3.3 Tunnel count and scale
In multi-POP setups, a single tunnel looks “easy” but carries risk. A better approach:
- A separate tunnel per POP, or at minimum regional tunnel pairs
- When one POP goes down, the others shouldn’t choke under the displaced scrubbing capacity
4) BGP signaling: What will you steer with?
Two common methods for diverting traffic to scrubbing:
- Upstream community (preferred)
- Prefix announce changes (via prepend/withdraw/route-map)
If communities are available, the runbook gets much cleaner: a “single-line” change diverts during the attack, and a single line returns it.
5) Runbook: Engage / disengage
5.1 Engage (during the attack)
- Validate impact: did the service SLIs degrade? (timeout, 5xx, latency)
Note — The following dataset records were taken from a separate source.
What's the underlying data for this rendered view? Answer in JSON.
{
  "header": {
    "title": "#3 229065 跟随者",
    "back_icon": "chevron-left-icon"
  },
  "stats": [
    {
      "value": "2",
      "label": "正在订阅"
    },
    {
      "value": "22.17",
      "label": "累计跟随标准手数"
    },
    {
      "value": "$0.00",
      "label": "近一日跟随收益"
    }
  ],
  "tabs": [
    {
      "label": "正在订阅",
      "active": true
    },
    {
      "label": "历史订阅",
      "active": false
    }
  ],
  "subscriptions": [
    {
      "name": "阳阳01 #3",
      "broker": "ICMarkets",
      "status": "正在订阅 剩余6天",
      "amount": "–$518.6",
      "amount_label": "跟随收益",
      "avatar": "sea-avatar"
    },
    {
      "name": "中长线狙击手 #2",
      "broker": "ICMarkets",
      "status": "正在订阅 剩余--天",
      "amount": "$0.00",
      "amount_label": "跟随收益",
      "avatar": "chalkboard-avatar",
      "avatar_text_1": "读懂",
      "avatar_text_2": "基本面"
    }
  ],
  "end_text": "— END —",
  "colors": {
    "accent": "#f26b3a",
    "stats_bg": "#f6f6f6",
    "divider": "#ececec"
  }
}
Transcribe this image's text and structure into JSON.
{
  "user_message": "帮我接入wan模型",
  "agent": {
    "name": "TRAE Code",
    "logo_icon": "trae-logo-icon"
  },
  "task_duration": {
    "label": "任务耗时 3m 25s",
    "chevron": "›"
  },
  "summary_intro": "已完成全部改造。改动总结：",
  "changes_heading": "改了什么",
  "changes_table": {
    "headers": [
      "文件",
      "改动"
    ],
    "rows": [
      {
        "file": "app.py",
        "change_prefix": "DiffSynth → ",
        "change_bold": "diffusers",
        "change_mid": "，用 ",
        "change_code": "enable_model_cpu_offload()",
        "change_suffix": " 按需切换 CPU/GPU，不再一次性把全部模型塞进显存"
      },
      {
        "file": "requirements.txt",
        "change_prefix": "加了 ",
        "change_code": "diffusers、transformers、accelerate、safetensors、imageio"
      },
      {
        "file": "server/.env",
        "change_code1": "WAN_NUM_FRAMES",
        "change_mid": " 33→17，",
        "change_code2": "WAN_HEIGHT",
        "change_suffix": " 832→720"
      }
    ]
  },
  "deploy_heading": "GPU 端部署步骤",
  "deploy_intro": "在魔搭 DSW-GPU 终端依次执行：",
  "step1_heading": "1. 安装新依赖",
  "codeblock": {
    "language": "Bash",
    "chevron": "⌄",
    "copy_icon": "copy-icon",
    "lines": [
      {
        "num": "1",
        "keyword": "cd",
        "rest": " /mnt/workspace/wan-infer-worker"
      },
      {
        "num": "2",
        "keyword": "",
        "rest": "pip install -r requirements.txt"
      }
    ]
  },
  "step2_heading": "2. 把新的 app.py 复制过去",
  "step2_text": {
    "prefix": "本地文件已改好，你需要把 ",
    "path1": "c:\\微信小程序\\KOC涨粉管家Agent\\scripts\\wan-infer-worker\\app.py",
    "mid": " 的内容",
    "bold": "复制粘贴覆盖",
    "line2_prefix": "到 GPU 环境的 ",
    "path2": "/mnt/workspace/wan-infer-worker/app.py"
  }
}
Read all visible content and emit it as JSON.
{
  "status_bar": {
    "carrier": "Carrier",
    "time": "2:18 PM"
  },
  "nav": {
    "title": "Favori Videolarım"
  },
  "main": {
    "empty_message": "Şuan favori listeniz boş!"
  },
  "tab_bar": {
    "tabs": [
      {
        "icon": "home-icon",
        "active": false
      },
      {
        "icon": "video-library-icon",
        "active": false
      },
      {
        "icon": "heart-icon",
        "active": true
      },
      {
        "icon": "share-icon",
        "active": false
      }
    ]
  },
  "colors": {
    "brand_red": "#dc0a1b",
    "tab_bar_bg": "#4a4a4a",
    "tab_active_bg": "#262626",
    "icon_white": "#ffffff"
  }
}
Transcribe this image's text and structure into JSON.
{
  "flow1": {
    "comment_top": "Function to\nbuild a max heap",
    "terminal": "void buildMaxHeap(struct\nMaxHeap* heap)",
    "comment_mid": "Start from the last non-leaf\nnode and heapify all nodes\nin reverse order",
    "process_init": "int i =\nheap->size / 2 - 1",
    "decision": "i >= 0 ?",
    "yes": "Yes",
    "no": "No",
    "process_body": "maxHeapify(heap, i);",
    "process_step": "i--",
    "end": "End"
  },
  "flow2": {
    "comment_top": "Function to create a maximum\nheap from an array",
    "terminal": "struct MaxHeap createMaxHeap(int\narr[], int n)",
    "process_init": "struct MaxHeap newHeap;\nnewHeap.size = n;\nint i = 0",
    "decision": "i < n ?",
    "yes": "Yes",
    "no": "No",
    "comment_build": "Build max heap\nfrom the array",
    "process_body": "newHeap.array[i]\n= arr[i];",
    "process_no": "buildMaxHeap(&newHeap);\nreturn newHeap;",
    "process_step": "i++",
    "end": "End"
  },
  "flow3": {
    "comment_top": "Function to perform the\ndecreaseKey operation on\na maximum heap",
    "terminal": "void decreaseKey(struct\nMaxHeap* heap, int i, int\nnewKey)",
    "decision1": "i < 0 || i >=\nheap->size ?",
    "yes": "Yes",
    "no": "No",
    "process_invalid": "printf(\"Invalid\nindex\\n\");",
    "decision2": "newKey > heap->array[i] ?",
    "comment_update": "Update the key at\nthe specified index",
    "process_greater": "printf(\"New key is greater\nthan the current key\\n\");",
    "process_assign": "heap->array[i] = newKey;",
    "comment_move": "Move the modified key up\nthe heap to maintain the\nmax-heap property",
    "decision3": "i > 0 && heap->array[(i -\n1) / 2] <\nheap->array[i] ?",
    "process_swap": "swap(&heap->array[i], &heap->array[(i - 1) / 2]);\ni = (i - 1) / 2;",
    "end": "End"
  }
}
- Classify the traffic: volumetric, L7, or mixed?
- Confirm scrubbing capacity: current pps/bps + headroom
- Apply the divert: community or policy change
- Verify clean traffic: see packets/flows at the edge and in the service VLAN
- Communicate: in the incident channel, share “mitigation active, validation metrics”
5.2 Disengage (calming down)
Disengage not because “the attack ended,” but because signals stabilized:
- SLIs stable for 15–30 min
- Drop ratio at scrubbing back to normal
- Edge capacity and state tables normal
- Rollback plan ready (so re-engage is fast if needed)
6) Observability: Don’t just measure the attack — measure clean traffic
Minimum dashboard:
- bps/pps coming from the internet
- bps/pps going into scrubbing
- “clean” bps/pps coming out of scrubbing
- bps/pps entering the service side at the edge (the actual truth)
- Service SLI: latency/timeout/5xx
Success in scrubbing center design doesn’t come from building the tunnel; it comes from operating the engage/disengage discipline. Organizations can’t always prevent the attack; but with the right design, they can make service behavior under attack manageable.